By Tres York
One of the more interesting financial services debates taking place in Washington, D.C. this year is the Office of the Comptroller of the Currency’s (OCC) decision to accept applications from payments companies to obtain a national bank charter.
This would preempt state regulatory authority and grant national bank status to companies that do not accept deposits as traditional banks do.
Acting Comptroller of the Currency Brian Brooks argues that extending national bank charters to payments companies would increase efficiency in the licensing process, promote technological innovation and provide more options to consumers. The new system would bypass the careful licensing process that states have created to regulate financial technology (fintech) and payments companies, as well as preempt the measures that states have implemented to protect consumers.
According to the Conference of State Bank Supervisors, 79% of all U.S. banks are regulated at the state level, and states are the primary regulators of “nonbank” companies, which include fintech companies, money transmitters and mortgage lenders. The oversight conducted by states of nonbank financial companies has been effective in providing strong consumer protections by examining each company during the licensure process, as well as through state usury laws and other consumer protection measures. This proven system and the protections that come with it would be hampered by any fintech or payments charter that the OCC implements.
NCSL strongly supports the preservation of the dual banking system that was established by Congress and believes that the system enables state governments to apply laws and regulations that best serves the needs of local economies and citizens. Furthermore, any federal preemption of state banking authority should only be done by Congress, not federal agencies like the OCC.

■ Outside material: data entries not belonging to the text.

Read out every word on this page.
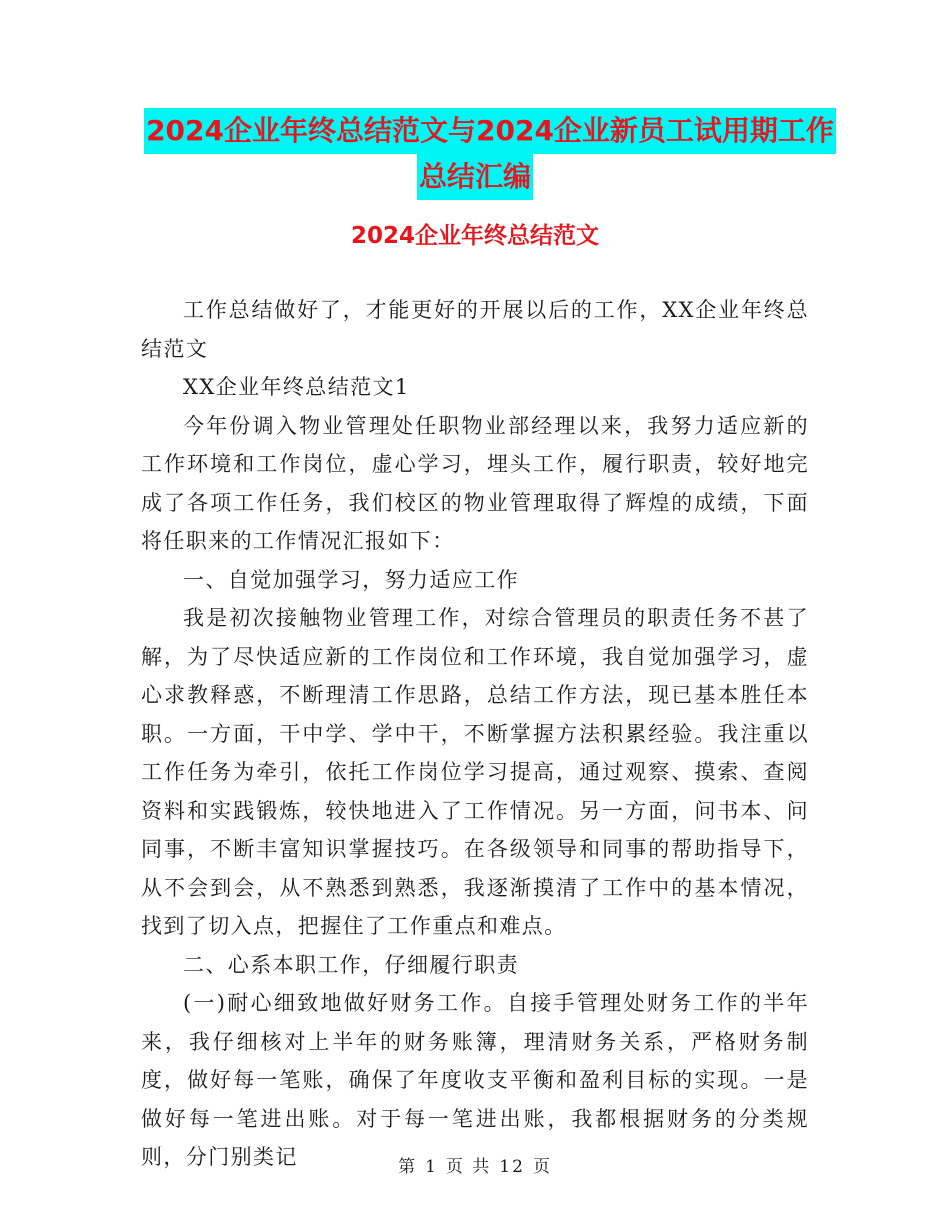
2024企业年终总结范文与2024企业新员工试用期工作
总结汇编
2024企业年终总结范文

工作总结做好了，才能更好的开展以后的工作，XX企业年终总结范文

XX企业年终总结范文1

今年份调入物业管理处任职物业部经理以来，我努力适应新的工作环境和工作岗位，虚心学习，埋头工作，履行职责，较好地完成了各项工作任务，我们校区的物业管理取得了辉煌的成绩，下面将任职来的工作情况汇报如下：

一、自觉加强学习，努力适应工作

我是初次接触物业管理工作，对综合管理员的职责任务不甚了解，为了尽快适应新的工作岗位和工作环境，我自觉加强学习，虚心求教释惑，不断理清工作思路，总结工作方法，现已基本胜任本职。一方面，干中学、学中干，不断掌握方法积累经验。我注重以工作任务为牵引，依托工作岗位学习提高，通过观察、摸索、查阅资料和实践锻炼，较快地进入了工作情况。另一方面，问书本、问同事，不断丰富知识掌握技巧。在各级领导和同事的帮助指导下，从不会到会，从不熟悉到熟悉，我逐渐摸清了工作中的基本情况，找到了切入点，把握住了工作重点和难点。

二、心系本职工作，仔细履行职责

(一)耐心细致地做好财务工作。自接手管理处财务工作的半年来，我仔细核对上半年的财务账簿，理清财务关系，严格财务制度，做好每一笔账，确保了年度收支平衡和盈利目标的实现。一是做好每一笔进出账。对于每一笔进出账，我都根据财务的分类规则，分门别类记	第 1 页 共 12 页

In May 2019, the U.S. District Court for the Southern District of New York rejected the OCC’s attempt to create a charter for fintech companies by stating, “[the] business of banking” as written in the National Bank Act “unambiguously requires receiving deposits as an aspect of the business,” among other things. The issue is still in litigation and whether we see a change in administration or the composition of Congress this election year, this issue is not going away any time soon.
States have clearly demonstrated over the last decade that they are best equipped to charter and regulate nonbank financial companies during this period of incredible technological innovation. While consumers want options, they also want to be protected. Through the regulatory system that states have crafted, both of those goals have been achieved.
Tres York is a policy specialist in NCSL’s State-Federal Relations Division.